HAMLET — “How do you feel?”
“How do you feel?” Mike Littles, coach of the 8U Richmond Warriors team, asks a second time.
“Great!” reply about 80 kids ages 7 to 14, who a few seconds prior were playing a no-rules, impromptu football game in the middle of the Hamlet Parks and Recreation Center on Spring Street, and who are now locked in to Littles’ speech. He talks about respect and discipline, and what it means for them to have made it to the end of their season.
The Warriors competed against AAU teams that were much more experienced than they were this season. Even though they didn’t win many games, Littles said they held their own and grew as individuals and as a team. The 12-year-olds made the playoffs this season, the first Warrior team to do so.
“We went from nowhere to one of the top teams,” Littles said of his 8-year-olds to the parents gathered in the gym for their awards ceremony. “Nobody thought we’d win one game.”
What started with five kids playing at Rohanen Middle School last summer evolved into what is now a thriving football community of more than 80 kids, parents and coaches, with even bigger things in store. Jose Colon, co-founder of 3D Youth, a 501c3 nonprofit and the banner organization over the Richmond Warriors, hopes that the football program can merge with an entrepreneurship program where kids can have a nurturing educational environment and they can learn “skills for life” such as tying a tie and putting together a resume.
“For a lot of the kids, we are their fathers,” said Antoine Shaw, co-founder of 3D Youth. “They would be doing something they didn’t have any business doing otherwise.”
3D Youth got approval from the Dobbins Heights Town Council to use the town’s community center to hold classes in September. The classes are planned to start in January, according to Colon.
Monday night was the awards banquet for the four age groups (ages eight, 10, 12 and 14). The players got medals for staying with the league, footballs for special recognition and rings for MVP. There was also a humanitarian and “ultimate warrior” award for the whole league. The humanitarian award went to the player who “made it his job” to be a good example to the others as a friend. The ultimate warrior award went to the player with the most hustle.

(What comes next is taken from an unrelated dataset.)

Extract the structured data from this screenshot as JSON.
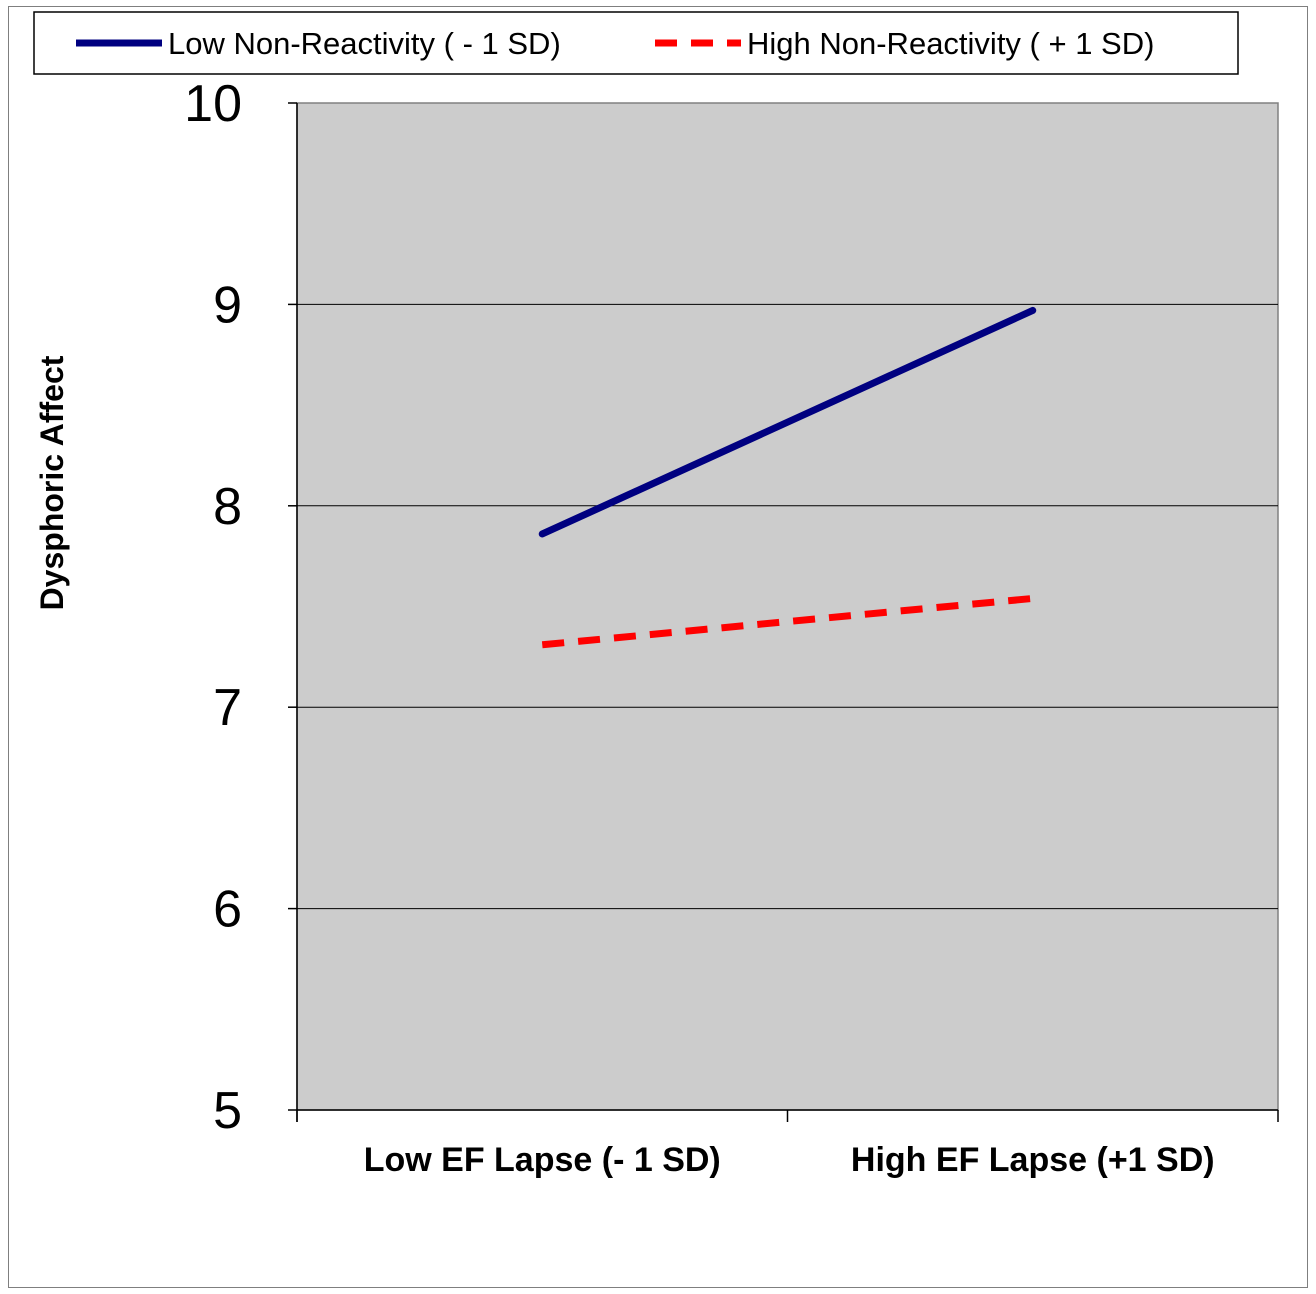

As each of Littles’ players walked up to accept their medals, he said a few words about each one. One was hard to find at practice. One was the hardest hitter on the team, rivaling that of the 14 year-olds but had to do better in the classroom. One could be an all-time great middle linebacker when he grows up.
Colon said his goal is for 3D Youth to grow into Richmond County’s own Boys and Girls Club where the kids can study, exercise and be kids in a safe environment year-round.
“[Being part of 3D Youth] changes the way they act in the street,” Colon said. “We’re trying to provide these kids with good experiences.”